ぼやけて見えるが、頭の様な部分だけが中を浮いていた。


『契約は果たされた。お前は力を得たのだ。』


 その声。間違いない。あのとき、闇の中で聞いた声だ。


 「お前……俺に何をした!? 優希は……優希はどうなった!」


 感情のままに叫ぶ。声はかすれ、涙が喉を焼いた。


『女の魂は……わからん』


 不気味に口角が吊り上がった気配がした。


『お前を守るために自ら刃を受けた。その魂は深い愛情と共に散り、甘美な輝きを放っていた』


 「やめろ……!」


 耳を塞ぐ。だが声は頭の中に直接響いてくる。


 「我は、時空を操ることが出来る。

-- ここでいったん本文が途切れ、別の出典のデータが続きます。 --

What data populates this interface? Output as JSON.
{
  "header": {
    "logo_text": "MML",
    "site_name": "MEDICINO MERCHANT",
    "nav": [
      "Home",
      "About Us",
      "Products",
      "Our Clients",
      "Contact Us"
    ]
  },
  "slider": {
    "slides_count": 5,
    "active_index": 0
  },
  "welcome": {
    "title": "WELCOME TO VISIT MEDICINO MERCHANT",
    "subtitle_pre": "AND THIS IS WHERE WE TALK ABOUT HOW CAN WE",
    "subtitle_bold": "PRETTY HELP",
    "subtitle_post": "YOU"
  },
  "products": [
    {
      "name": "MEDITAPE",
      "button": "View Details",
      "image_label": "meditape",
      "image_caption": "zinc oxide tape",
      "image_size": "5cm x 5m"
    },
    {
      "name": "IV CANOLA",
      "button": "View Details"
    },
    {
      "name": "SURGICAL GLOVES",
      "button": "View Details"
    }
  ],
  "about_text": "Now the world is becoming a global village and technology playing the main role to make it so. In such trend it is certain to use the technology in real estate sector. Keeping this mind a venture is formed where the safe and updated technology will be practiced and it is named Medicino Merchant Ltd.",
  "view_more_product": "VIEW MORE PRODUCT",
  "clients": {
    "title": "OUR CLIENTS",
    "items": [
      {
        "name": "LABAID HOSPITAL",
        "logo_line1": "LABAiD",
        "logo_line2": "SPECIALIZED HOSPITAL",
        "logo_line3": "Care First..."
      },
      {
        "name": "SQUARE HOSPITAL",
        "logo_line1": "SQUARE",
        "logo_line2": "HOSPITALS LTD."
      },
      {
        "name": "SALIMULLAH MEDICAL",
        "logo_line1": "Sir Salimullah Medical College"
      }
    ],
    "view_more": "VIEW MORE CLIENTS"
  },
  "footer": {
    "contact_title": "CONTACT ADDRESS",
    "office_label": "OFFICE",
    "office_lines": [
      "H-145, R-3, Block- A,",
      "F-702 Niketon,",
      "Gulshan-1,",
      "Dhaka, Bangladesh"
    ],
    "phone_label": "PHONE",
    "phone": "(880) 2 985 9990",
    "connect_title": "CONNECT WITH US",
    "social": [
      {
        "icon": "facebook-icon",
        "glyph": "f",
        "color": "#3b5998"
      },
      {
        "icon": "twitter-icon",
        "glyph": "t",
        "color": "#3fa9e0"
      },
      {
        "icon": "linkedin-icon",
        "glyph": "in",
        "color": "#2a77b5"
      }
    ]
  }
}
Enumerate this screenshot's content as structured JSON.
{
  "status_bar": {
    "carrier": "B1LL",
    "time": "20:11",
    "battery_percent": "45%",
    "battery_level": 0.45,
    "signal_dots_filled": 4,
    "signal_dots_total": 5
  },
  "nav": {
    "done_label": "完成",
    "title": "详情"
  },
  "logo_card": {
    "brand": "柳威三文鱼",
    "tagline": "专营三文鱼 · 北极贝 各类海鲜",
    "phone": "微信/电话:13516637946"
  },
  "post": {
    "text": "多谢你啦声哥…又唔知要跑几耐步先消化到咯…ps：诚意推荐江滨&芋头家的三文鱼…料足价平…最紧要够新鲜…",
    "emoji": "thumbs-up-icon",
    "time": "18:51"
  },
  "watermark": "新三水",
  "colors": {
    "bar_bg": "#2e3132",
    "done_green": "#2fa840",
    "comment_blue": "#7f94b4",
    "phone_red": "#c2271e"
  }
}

」


 「おまえが望んでいる時間に戻してやろう。」


『ただし、その為には、お前に試練を与えねばならん。』


 「おまえの手に刻まれた紋章は呪いの力。」


 「その力で見事、試練に打ち勝ってみよ。」


 「試練は3つ」


 「すべての試練を終える事ができれば、その時に望みの時間に送ってやろう。」


 「ただし、1つ試練を終える度に、お前の魂をいただく。」


 「……たましい…!?」


 「な~に……魂といっても、目に見えぬもの。」


 「体に多少の変化は、あるだろうがな。」


 足元が崩れ落ちそうになる。


(無我夢中で悪魔との契約に応じたけど、そんなこと……)


 「本当にそんなことが出来るのか……」


 呟いた瞬間、ローブの影が揺れた。


『否。お前は望んだはずだ。あの女を助けたいと。ならば歩け。己の願いと呪いを抱いて』

 その声が消えると同時に、影も霧のように溶けて消えた。

 静寂だけが残される。


 ……俺はどうすればいい?


  優希のいない世界で、生きる意味なんてあるのか?

 声も姿も以前とは違う。

 腹に手を当てる。血はない。傷も塞がっている。

 けれど胸の奥には、えぐり取られたような空洞が広がっていた。


 空を見上げる。そこには現実離れした二つの月が並んでいた。

 ここが地球でないことを、嫌でも理解させられる。


 「……優希……」


 その名を呼ぶ。返事はない。風が答えを運んでくれることもない。

 ただ、翔太の心に誓いが刻まれた。


 ——必ず、取り戻す。


 ——どんな代償を払ってでも。


  その瞬間、体の奥底で何かが脈打った。

 闇の契約に呼応するように、右手の甲に赤黒い紋章が浮かび上がる。

 焼けるような痛みと同時に、不気味な力が流れ込んでくる。

 翔太は拳を握りしめた。


 「悪魔……この力が呪いでも構わない。絶対に、優希を……!」


 叫びは空に溶け、どこまでも響いていった。